その後、株式会社ビーンズを起業。自社開発のオーガニック離乳食は伊勢丹等有名百貨店から依頼され店舗販売もスタートし、年商数億円規模に拡大、海外にも進出中。また、世の中にない「あったらいいな」という医療系食品を企画開発しコロナ禍に東京の有名病院にて販売開始し、患者様や病院から感謝される活動も展開。さらに、伊右衛門ブランドやWIRED CAFEや寺田倉庫の日本マルシェなど話題商品や企画のプロデュースも実施。
樋口 達也
株式会社サーキュレーション プロシェアリング本部マネジャー
金融コンサルティング企業を経て、サーキュレーションへ入社。製造業界を担当するセクションの責任者を務め、自らもB2Cのコマース領域を中心にプロシェアリングコンサルタントとして、100件以上のプロジェクトを担当。特に、(株)ユーグレナグループのD2C企業への支援では、経営者の戦略パートナーとして、社員ゼロ30名全員が業務委託のプロ人材という革新的な経営スタイルの実現に貢献。
板垣 和水
イベント企画・記事編集
慶應義塾大学在籍中にITベンチャーでのインターンに2年間従事。オウンドメディアのSEOやチームマネジメント、100本以上の記事ディレクション/ライティングに携わる。卒業後サーキュレーションに入社し、プロ人材の経験知見のアセスメント業務とコンテンツマーケターとしてオンラインイベントの企画〜運営を推進。

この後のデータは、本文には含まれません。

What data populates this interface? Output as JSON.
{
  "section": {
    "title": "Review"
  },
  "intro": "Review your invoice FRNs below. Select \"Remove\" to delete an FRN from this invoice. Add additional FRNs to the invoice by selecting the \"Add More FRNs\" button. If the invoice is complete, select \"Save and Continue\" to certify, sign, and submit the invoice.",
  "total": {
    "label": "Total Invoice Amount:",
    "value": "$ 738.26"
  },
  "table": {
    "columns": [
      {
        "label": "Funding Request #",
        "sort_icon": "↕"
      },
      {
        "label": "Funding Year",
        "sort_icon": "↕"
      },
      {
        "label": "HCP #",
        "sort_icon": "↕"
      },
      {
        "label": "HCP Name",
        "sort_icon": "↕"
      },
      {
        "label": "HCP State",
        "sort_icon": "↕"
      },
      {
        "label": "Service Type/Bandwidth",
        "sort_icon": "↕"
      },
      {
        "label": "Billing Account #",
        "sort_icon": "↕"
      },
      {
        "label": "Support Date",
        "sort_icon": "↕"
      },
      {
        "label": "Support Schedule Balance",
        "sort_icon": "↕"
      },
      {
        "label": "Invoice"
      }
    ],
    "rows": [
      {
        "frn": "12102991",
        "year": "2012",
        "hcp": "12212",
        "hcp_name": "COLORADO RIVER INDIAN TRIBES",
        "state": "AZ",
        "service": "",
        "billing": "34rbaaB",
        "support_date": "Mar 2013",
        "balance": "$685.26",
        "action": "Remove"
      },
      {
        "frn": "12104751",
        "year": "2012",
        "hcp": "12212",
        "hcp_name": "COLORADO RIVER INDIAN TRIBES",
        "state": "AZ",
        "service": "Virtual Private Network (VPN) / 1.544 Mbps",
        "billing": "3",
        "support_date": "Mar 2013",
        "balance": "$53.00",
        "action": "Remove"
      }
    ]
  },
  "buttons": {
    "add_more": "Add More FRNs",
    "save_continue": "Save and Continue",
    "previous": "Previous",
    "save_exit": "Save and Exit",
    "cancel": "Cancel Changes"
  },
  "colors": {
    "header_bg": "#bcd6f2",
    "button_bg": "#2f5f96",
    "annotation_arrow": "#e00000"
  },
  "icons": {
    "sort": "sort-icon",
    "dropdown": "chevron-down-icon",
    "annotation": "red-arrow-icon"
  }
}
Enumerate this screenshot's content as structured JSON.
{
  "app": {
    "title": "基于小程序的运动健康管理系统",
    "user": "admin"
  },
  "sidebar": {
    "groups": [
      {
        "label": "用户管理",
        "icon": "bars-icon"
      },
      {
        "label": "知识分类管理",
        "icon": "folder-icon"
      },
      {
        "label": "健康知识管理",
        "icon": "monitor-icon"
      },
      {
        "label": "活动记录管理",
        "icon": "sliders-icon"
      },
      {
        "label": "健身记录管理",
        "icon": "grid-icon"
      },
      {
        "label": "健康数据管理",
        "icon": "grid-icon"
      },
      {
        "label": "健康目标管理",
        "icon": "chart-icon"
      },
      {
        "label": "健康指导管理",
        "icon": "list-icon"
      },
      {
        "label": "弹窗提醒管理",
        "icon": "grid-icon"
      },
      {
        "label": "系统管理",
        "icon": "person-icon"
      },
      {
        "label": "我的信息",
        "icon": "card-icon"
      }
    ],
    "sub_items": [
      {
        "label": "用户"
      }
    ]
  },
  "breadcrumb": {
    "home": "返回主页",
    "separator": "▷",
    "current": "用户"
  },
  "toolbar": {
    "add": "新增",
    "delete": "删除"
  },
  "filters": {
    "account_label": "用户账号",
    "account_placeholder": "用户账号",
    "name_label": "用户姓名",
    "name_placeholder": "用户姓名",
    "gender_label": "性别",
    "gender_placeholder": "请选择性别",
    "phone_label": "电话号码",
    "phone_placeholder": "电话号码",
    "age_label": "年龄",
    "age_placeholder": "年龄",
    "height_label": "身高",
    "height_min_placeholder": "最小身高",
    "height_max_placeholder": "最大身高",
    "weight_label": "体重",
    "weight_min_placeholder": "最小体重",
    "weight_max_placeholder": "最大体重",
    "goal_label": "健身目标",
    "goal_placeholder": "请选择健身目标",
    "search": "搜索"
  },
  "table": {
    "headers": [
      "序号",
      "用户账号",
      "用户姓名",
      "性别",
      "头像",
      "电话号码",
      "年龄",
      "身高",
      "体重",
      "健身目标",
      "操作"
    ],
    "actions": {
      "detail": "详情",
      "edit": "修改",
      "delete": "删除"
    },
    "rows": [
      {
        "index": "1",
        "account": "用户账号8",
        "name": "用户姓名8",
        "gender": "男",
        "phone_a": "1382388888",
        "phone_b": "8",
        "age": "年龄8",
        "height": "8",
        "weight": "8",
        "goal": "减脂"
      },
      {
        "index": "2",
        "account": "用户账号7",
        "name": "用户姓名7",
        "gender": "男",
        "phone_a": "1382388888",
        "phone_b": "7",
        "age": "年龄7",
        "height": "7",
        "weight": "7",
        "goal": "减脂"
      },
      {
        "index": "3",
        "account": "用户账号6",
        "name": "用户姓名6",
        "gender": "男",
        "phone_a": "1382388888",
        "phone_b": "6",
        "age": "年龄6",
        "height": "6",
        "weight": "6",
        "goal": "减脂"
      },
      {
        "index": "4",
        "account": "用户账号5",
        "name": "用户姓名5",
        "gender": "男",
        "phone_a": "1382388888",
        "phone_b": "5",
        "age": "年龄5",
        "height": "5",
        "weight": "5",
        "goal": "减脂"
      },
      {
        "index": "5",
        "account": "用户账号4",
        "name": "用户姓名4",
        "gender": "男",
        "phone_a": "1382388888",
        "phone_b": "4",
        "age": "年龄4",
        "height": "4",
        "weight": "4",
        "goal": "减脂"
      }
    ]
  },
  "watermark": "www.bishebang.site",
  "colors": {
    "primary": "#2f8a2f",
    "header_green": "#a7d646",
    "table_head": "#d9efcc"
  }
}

※プロフィール情報は2022/07/12時点のものになります。(尚、2022/10/12時点で長谷川氏は紗武鴻圭(さたけ ひろたか)氏に改名しております。)
Contents
急速に拡大するNFT市場の現状
NFT(Non-Fungible Token)とは非代替性トークンのことであり、ブロックチェーン技術を用いてデジタルデータを唯一無二の「デジタル資産」にできる技術だ。
デジタルデータなので、現実の世界に物質は存在しない。無形の資産でありながら、ピカソの原画や有名人の直筆サイン入りポスターのような、「替えが効かない」価値を生み出せるのがNFTの特徴なのだ。例えば、NFT化されたデジタルアートやTwitterのツイートが資産として高額で落札され、話題を呼んでいる。
こうした実例の登場も相まってNFTの注目度は右肩上がりで高まっており、市場は拡大中。2022年時点では30億ドル規模だが、2027年には136億ドル規模にまで成長すると予測されている。
NFTを取り入れた“食”の新規ビジネスとは?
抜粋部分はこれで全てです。